Sunday Spotlight: Makeswift

A no-code platform that could change the game.

Name: MakeSwift


Concept: No-code app building software

Found: 12/18

Application: KnowCap was actually user number 23 for MakeSwift (now they have thousands on their waitlist). We were customers of the team’s previous product LandingLion and I believed in their vision for building a component-based website builder. 

No-code hit it’s stride last year, but I have seen the effects of it for years after learning how to leverage Zapier to replace the need to hire multiple employees at a company I started a few years ago. Ever since then, I’ve been addicted to the idea of no-code.

MakeSwift is one of those organizations that I’ve seen grow from the inside. I’ve chatted with their CEO. I exchange ideas with one of their top developers...they care what their customers think and that’s why I’m bullish. 

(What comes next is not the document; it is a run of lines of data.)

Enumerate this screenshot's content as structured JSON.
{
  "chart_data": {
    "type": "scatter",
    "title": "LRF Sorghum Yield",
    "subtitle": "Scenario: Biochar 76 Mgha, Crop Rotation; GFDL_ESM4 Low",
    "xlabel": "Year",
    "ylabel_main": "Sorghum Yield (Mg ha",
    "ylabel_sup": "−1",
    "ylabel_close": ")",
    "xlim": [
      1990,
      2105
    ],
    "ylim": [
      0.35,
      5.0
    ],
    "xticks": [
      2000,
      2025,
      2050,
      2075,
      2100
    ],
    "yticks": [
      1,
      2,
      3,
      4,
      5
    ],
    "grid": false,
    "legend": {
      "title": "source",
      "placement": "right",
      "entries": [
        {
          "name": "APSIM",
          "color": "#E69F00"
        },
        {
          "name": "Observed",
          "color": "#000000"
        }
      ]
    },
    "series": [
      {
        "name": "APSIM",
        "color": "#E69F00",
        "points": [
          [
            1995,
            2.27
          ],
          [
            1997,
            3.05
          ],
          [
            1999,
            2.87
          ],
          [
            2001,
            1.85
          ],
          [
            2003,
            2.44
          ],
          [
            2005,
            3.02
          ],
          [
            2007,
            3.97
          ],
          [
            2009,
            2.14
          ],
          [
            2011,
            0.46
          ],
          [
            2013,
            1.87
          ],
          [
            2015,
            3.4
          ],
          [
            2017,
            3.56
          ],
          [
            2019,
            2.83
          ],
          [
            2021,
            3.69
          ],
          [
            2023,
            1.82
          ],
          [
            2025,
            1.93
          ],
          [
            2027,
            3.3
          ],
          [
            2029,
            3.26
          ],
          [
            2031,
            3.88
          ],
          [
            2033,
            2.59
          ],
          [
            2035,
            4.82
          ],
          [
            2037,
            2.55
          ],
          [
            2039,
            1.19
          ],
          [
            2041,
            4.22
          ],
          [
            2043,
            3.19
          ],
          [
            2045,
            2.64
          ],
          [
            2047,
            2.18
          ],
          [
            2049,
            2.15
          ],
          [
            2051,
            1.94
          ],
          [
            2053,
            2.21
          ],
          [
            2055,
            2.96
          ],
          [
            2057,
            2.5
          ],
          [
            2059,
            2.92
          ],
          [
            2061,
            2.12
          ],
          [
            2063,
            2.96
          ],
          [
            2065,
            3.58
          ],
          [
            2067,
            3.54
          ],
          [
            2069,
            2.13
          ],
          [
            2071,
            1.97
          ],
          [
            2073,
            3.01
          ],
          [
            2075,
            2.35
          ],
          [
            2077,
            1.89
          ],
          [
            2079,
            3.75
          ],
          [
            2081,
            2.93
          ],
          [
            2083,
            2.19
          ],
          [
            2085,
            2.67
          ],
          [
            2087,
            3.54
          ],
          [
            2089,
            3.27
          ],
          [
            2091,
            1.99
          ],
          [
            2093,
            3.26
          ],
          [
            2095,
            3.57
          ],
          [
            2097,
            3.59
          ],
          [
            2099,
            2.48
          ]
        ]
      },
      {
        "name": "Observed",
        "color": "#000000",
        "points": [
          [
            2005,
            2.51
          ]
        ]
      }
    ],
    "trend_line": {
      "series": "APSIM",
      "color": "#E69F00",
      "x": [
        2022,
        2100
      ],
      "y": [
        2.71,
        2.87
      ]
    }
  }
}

Another reason why I’m bullish is that if they execute on their plan to launch a react components marketplace (and are able to directly integrate into GitHub) that would be a game-changer. 

Funding Round: Seed

Amount Raised: $1.5M

Exit Potential: High

Conviction: Seeing how they’ve methodically built out their company, I would see that they have high exit potential. I’m not an investor, but I would sure love to be. 

They hit no-code early and have initial traction, now all they need to do is make sure they can scale effectively (whether it’s by growth or by profitability). At a minimum, I imagine that they are already an acquisition target for someone like a Mailchimp (who recently launched a website builder - Makeswift is better with fewer resources) or a Webflow (a components based library and marketplace is very valuable for this platform).

They could sell easily for over $50M, but in my heart, I believe they’ll be over $250M within the next few years if they play their cards right.

There is an inflection point that will come and I’ve seen evidence of it.  They are being lapped by Webflow (because of its deep pockets) and they will need to balance bigger rounds vs. building slow if they want to make sure a larger company doesn’t just build what they are working on. It wouldn’t take too much competitive analysis to realize that the value of their core thesis is right on.